L’ammissione di Apple

L’ammissione di Apple arriva dopo un dibattito nato su Reddit, e ripreso dal Guardian, che ha sollevato il dubbio che i nuovi aggiornamenti del sistema operativo iOS rallentino intenzionalmente gli iPhone più datati. Un dibattito nato dalle tante segnalazioni degli utenti e che hanno trovato risposta in analisi di esperti. Come John Pool, fondatore del sito Geekbench, che ha spostato l’attenzione sulla batteria. Spiegando che Apple non riduce intenzionalmente le prestazioni, ma imposta una differente gestione energetica. Un sistema per evitare che questi melafonini, con batteria logorata, si spengano improvvisamente, a causa di picchi di energia richiesti dalla Cpu. Cupertino ha di fatto spiegato che l’intuizione è corretta. In un commento della società si legge: «Il nostro obiettivo è offrire la migliore esperienza per i clienti, fra cui prestazioni complessive e il prolungamento della vita dei loro dispositivi. La capacità delle batterie al litio di fornire correnti di picco diminuisce quando fa freddo, quando la batteria è quasi scarica, o con l’età del componente. Il risultato è che il telefono può spegnersi all’improvviso per proteggere la componentistica. L’anno scorso abbiamo rilasciato una funzionalità per iPhone 6, iPhone 6s e iPhone SE per ridurre i picchi istantanei ai casi strettamente necessari per prevenire il problema dello spegnimento. Ora abbiamo esteso questa funzione a iPhone 7 con iOS 11.2 e prevediamo di aggiungere il supporto per altri prodotti in futuro».
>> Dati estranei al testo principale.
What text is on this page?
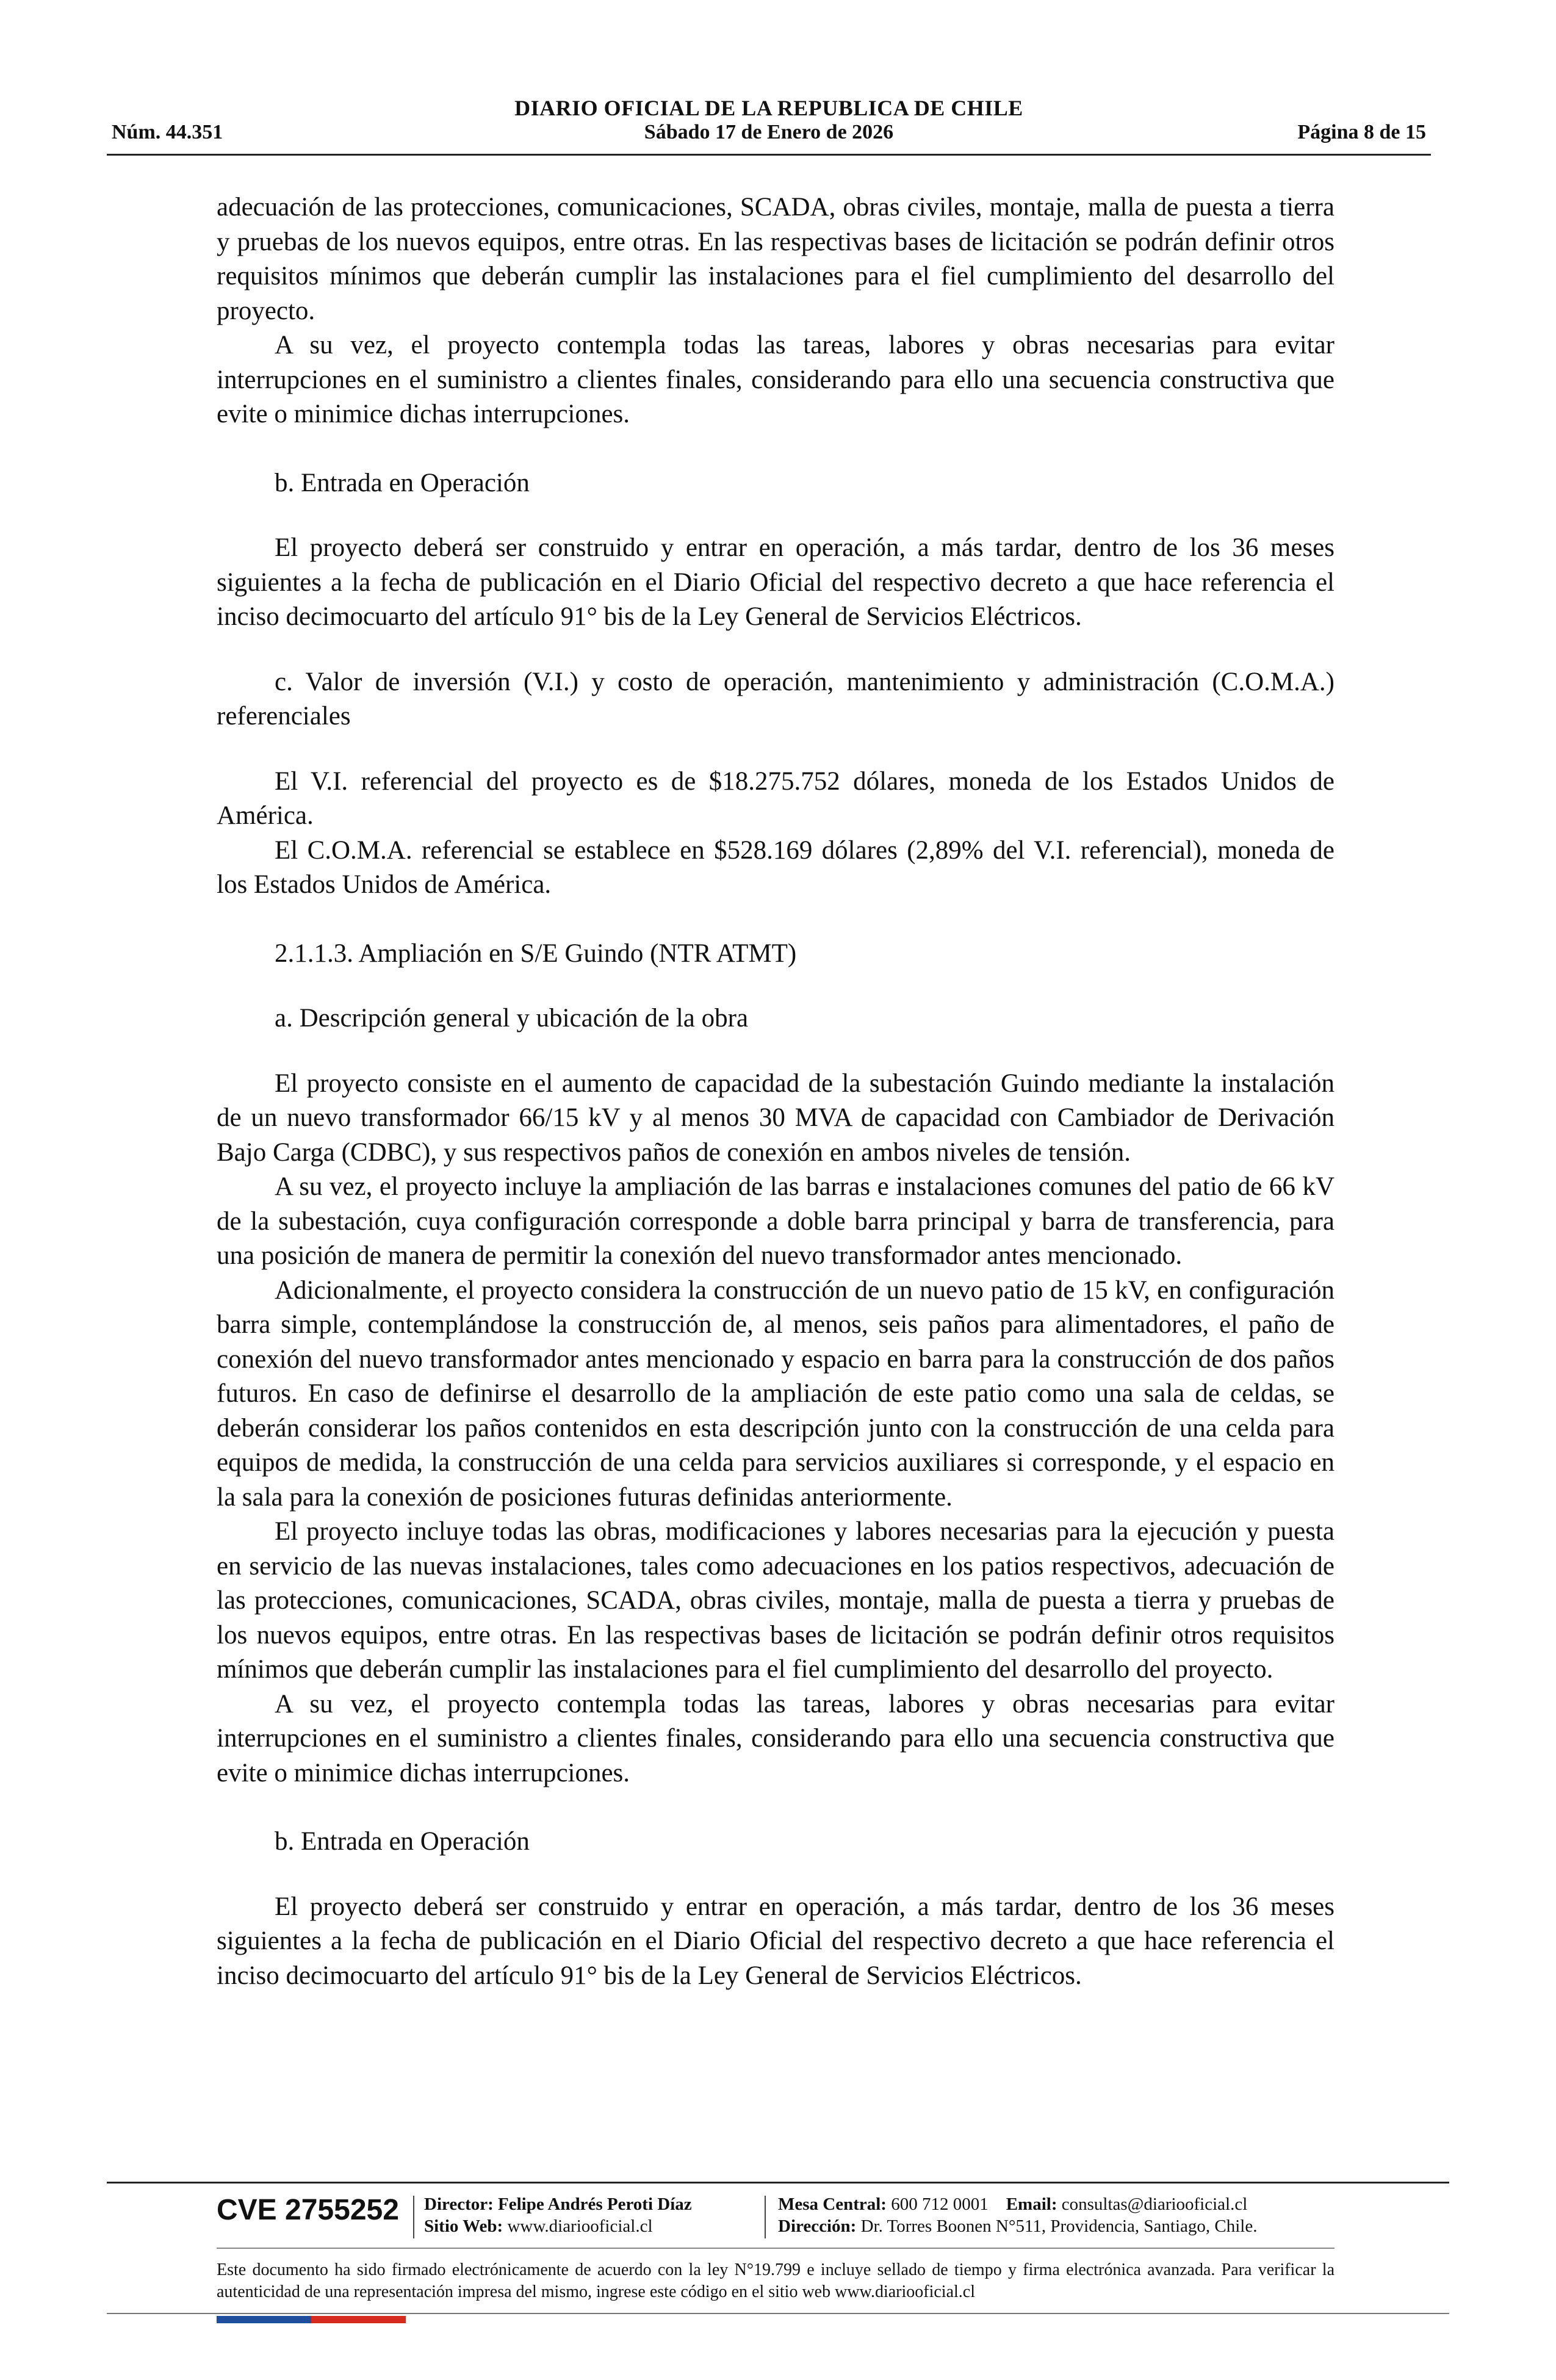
DIARIO OFICIAL DE LA REPUBLICA DE CHILE
Núm. 44.351	Sábado 17 de Enero de 2026	Página 8 de 15

adecuación de las protecciones, comunicaciones, SCADA, obras civiles, montaje, malla de puesta a tierra y pruebas de los nuevos equipos, entre otras. En las respectivas bases de licitación se podrán definir otros requisitos mínimos que deberán cumplir las instalaciones para el fiel cumplimiento del desarrollo del proyecto.

A su vez, el proyecto contempla todas las tareas, labores y obras necesarias para evitar interrupciones en el suministro a clientes finales, considerando para ello una secuencia constructiva que evite o minimice dichas interrupciones.

b. Entrada en Operación

El proyecto deberá ser construido y entrar en operación, a más tardar, dentro de los 36 meses siguientes a la fecha de publicación en el Diario Oficial del respectivo decreto a que hace referencia el inciso decimocuarto del artículo 91° bis de la Ley General de Servicios Eléctricos.

c. Valor de inversión (V.I.) y costo de operación, mantenimiento y administración (C.O.M.A.) referenciales

El V.I. referencial del proyecto es de $18.275.752 dólares, moneda de los Estados Unidos de América.

El C.O.M.A. referencial se establece en $528.169 dólares (2,89% del V.I. referencial), moneda de los Estados Unidos de América.

2.1.1.3. Ampliación en S/E Guindo (NTR ATMT)

a. Descripción general y ubicación de la obra

El proyecto consiste en el aumento de capacidad de la subestación Guindo mediante la instalación de un nuevo transformador 66/15 kV y al menos 30 MVA de capacidad con Cambiador de Derivación Bajo Carga (CDBC), y sus respectivos paños de conexión en ambos niveles de tensión.

A su vez, el proyecto incluye la ampliación de las barras e instalaciones comunes del patio de 66 kV de la subestación, cuya configuración corresponde a doble barra principal y barra de transferencia, para una posición de manera de permitir la conexión del nuevo transformador antes mencionado.

Adicionalmente, el proyecto considera la construcción de un nuevo patio de 15 kV, en configuración barra simple, contemplándose la construcción de, al menos, seis paños para alimentadores, el paño de conexión del nuevo transformador antes mencionado y espacio en barra para la construcción de dos paños futuros. En caso de definirse el desarrollo de la ampliación de este patio como una sala de celdas, se deberán considerar los paños contenidos en esta descripción junto con la construcción de una celda para equipos de medida, la construcción de una celda para servicios auxiliares si corresponde, y el espacio en la sala para la conexión de posiciones futuras definidas anteriormente.

El proyecto incluye todas las obras, modificaciones y labores necesarias para la ejecución y puesta en servicio de las nuevas instalaciones, tales como adecuaciones en los patios respectivos, adecuación de las protecciones, comunicaciones, SCADA, obras civiles, montaje, malla de puesta a tierra y pruebas de los nuevos equipos, entre otras. En las respectivas bases de licitación se podrán definir otros requisitos mínimos que deberán cumplir las instalaciones para el fiel cumplimiento del desarrollo del proyecto.

A su vez, el proyecto contempla todas las tareas, labores y obras necesarias para evitar interrupciones en el suministro a clientes finales, considerando para ello una secuencia constructiva que evite o minimice dichas interrupciones.

b. Entrada en Operación

El proyecto deberá ser construido y entrar en operación, a más tardar, dentro de los 36 meses siguientes a la fecha de publicación en el Diario Oficial del respectivo decreto a que hace referencia el inciso decimocuarto del artículo 91° bis de la Ley General de Servicios Eléctricos.

CVE 2755252 Director: Felipe Andrés Peroti Díaz
Sitio Web: www.diariooficial.cl
Mesa Central: 600 712 0001 Email: consultas@diariooficial.cl
Dirección: Dr. Torres Boonen N°511, Providencia, Santiago, Chile.
Este documento ha sido firmado electrónicamente de acuerdo con la ley N°19.799 e incluye sellado de tiempo y firma electrónica avanzada. Para verificar la autenticidad de una representación impresa del mismo, ingrese este código en el sitio web www.diariooficial.cl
In Italia il Codacons ha annunciato un esposto alla Procura della Repubblica di Roma e all’Antitrust, e minaccia una class action nel caso in cui siano accertate condotte illecite. «Abbiamo deciso di rivolgerci alla magistratura e all’Antitrust affinché siano verificate anche in Italia eventuali pratiche commerciali scorrette da parte della Apple – spiega il Codacons – Se realmente i vecchi Iphone sono stati deliberatamente rallentati per modificare le scelte economiche degli utenti e spingerli ad acquistare il nuovo modello della Apple, ci troveremmo di fronte ad un palese illecito che potrebbe addirittura configurare il reato di truffa, con un danno evidente per i consumatori. Per tale motivo chiediamo alla Procura e all’Antitrust di accertare se il fenomeno dei telefonini rallentati riguardi anche gli iPhone venduti in Italia e, in caso di accertate irregolarità, il Codacons promuoverà nel nostro paese una class action contro la Apple», conclude l’associazione.